?: bill sitzmann
The Omaha Bakery
Longtime baker Michelle Kaiser assumed her friends were pulling a prank. She had, after all, made no secret of her dream of appearing on national TV. Turns out, the person on the other end of the line really was from the Food Network, recruiting her to compete on season four of Spring Baking Championship. “She said, ‘When we looked at your Facebook page, we realized you were a true, homestyle-type baker, and that’s what we were looking for,’” recalls Michelle, owner of The Omaha Bakery, a center-of-town sweet spot for wedding cakes, breads, brownies and peanut butter-bacon-sea salt Colossal Rolls.
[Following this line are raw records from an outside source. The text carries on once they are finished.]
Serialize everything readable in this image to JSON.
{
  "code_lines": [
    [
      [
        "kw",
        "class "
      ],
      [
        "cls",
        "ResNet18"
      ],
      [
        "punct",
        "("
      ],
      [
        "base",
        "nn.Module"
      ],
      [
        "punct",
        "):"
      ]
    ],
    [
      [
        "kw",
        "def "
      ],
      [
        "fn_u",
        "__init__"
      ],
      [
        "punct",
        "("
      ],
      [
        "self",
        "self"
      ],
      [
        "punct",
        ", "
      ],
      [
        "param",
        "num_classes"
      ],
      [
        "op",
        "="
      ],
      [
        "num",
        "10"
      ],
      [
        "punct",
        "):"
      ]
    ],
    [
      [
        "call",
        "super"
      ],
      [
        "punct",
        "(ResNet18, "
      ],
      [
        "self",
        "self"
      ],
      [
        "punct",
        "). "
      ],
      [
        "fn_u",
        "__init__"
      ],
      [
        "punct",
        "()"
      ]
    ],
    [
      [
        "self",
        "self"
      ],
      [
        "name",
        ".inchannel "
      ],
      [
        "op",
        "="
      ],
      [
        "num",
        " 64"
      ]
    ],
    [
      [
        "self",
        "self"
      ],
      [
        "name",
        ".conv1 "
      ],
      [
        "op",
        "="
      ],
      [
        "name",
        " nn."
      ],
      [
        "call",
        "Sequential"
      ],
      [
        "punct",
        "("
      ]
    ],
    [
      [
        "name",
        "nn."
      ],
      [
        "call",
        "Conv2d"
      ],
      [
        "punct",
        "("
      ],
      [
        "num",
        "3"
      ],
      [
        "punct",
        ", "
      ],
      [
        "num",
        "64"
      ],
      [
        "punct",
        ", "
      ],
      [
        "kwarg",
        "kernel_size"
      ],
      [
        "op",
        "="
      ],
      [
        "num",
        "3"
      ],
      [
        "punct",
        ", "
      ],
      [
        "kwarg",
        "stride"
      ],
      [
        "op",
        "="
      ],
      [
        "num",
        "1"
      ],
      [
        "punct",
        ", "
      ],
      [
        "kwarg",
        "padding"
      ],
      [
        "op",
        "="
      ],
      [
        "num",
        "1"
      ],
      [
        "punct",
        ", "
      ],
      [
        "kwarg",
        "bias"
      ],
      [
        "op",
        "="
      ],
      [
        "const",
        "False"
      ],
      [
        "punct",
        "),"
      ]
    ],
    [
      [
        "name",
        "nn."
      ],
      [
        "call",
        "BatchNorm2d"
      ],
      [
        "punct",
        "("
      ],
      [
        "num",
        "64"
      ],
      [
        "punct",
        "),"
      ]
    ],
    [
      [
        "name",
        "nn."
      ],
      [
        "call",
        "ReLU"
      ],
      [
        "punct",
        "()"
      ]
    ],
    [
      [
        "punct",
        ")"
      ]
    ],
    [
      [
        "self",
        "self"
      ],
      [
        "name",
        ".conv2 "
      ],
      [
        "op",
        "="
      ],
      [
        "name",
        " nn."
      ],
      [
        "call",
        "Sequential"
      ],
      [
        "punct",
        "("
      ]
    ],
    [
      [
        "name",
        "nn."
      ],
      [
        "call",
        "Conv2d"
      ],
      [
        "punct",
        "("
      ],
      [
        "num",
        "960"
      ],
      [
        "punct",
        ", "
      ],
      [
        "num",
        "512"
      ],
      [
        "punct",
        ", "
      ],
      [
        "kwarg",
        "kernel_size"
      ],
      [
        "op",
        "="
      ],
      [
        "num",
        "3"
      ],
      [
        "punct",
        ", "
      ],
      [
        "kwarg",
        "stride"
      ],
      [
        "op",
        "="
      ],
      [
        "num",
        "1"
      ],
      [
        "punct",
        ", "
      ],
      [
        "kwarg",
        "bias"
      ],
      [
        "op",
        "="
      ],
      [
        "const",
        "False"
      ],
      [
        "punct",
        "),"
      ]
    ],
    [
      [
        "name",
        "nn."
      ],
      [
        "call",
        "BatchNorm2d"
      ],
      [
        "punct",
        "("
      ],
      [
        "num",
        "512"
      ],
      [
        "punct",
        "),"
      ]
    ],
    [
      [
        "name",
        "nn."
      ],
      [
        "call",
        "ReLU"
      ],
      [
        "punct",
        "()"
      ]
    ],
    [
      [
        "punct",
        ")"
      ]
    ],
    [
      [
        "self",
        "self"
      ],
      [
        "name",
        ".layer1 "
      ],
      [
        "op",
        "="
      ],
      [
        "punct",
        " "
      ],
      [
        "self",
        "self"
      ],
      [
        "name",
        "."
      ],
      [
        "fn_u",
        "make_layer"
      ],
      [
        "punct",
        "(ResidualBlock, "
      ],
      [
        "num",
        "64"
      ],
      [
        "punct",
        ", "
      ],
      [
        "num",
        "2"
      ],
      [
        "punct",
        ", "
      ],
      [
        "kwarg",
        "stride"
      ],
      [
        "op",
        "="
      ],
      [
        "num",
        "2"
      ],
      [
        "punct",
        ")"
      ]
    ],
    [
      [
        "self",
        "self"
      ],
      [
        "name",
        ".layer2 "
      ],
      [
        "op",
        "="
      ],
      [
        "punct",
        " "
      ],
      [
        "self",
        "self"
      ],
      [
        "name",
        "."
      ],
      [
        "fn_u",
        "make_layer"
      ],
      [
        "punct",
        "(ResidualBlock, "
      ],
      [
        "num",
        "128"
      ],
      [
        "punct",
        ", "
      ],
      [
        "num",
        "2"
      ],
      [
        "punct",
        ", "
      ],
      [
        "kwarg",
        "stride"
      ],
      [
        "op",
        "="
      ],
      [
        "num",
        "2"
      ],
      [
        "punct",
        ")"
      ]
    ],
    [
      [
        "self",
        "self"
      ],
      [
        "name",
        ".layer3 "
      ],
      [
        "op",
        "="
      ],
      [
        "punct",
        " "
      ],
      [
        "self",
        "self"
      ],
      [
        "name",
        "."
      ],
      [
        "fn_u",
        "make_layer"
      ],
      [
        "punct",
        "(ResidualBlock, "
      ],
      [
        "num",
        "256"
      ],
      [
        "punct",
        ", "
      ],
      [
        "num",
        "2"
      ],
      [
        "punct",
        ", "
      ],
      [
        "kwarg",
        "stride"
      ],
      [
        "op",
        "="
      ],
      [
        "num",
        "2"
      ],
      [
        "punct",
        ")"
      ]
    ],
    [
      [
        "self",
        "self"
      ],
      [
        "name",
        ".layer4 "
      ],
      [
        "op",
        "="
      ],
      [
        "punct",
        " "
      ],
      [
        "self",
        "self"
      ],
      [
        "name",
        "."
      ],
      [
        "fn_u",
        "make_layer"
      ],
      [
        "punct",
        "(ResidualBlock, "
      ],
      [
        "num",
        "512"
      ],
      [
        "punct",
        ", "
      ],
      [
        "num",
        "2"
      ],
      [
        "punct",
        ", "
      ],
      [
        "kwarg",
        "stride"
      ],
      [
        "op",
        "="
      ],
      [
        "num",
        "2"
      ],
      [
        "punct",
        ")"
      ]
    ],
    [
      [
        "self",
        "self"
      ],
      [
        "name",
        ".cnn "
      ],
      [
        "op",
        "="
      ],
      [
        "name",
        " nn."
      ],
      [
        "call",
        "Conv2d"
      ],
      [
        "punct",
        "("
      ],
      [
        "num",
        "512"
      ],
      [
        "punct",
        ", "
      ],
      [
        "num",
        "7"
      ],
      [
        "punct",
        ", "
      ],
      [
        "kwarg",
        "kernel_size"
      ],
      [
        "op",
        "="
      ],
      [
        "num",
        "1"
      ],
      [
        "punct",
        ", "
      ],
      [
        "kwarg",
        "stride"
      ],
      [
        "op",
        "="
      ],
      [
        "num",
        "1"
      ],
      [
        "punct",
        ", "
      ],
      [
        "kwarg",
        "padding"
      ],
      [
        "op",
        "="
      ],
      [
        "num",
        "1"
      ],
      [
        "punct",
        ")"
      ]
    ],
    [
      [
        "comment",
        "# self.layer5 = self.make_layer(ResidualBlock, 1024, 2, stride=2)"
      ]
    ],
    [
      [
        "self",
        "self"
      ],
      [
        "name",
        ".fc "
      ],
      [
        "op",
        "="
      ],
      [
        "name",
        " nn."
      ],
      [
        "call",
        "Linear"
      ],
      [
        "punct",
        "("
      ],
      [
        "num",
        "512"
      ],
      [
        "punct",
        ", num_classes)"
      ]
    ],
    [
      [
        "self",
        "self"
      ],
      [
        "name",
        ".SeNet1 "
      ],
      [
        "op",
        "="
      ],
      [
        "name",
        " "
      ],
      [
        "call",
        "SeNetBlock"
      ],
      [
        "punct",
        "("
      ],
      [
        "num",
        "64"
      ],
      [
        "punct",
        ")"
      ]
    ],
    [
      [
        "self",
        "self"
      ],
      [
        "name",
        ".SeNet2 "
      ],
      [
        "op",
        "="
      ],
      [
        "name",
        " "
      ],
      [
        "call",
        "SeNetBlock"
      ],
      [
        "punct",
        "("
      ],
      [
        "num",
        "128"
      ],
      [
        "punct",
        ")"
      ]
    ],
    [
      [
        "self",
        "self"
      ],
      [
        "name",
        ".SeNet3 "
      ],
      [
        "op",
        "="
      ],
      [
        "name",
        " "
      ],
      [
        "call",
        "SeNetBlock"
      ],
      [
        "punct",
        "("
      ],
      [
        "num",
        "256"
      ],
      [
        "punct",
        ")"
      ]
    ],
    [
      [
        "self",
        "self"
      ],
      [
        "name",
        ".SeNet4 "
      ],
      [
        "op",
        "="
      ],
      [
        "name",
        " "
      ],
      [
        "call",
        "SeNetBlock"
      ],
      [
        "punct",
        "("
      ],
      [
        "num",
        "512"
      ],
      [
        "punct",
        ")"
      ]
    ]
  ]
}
It is also the culmination of a 30-year rise in baking that started in a grandmother’s rural Nebraska kitchen and included formal study, apprenticeships, work and early entrepreneurship in New York. (Music icon Madonna was a big fan of Michelle’s carrot cake.) Even though she didn’t go home with the $50,000 prize, Michelle views the Food Network experience as a true blessing. She learned she could bake outside her comfort zone. (Coriander in a layered ombre cake? She attempted that.) More importantly, she gained a whole new appreciation for the community she now serves.
“There are so many people who believe in me and want to see me succeed. That’s my motivation to keep doing what I’m doing.”
“It was incredible – the number of people who came to the bakery after the show aired in March. They said, ‘Michelle, you were humble; you were kind; you were everything that Nebraska is about. You represented Omaha so wonderfully that we can’t be anything but proud.’ … It was the most beautiful thing.”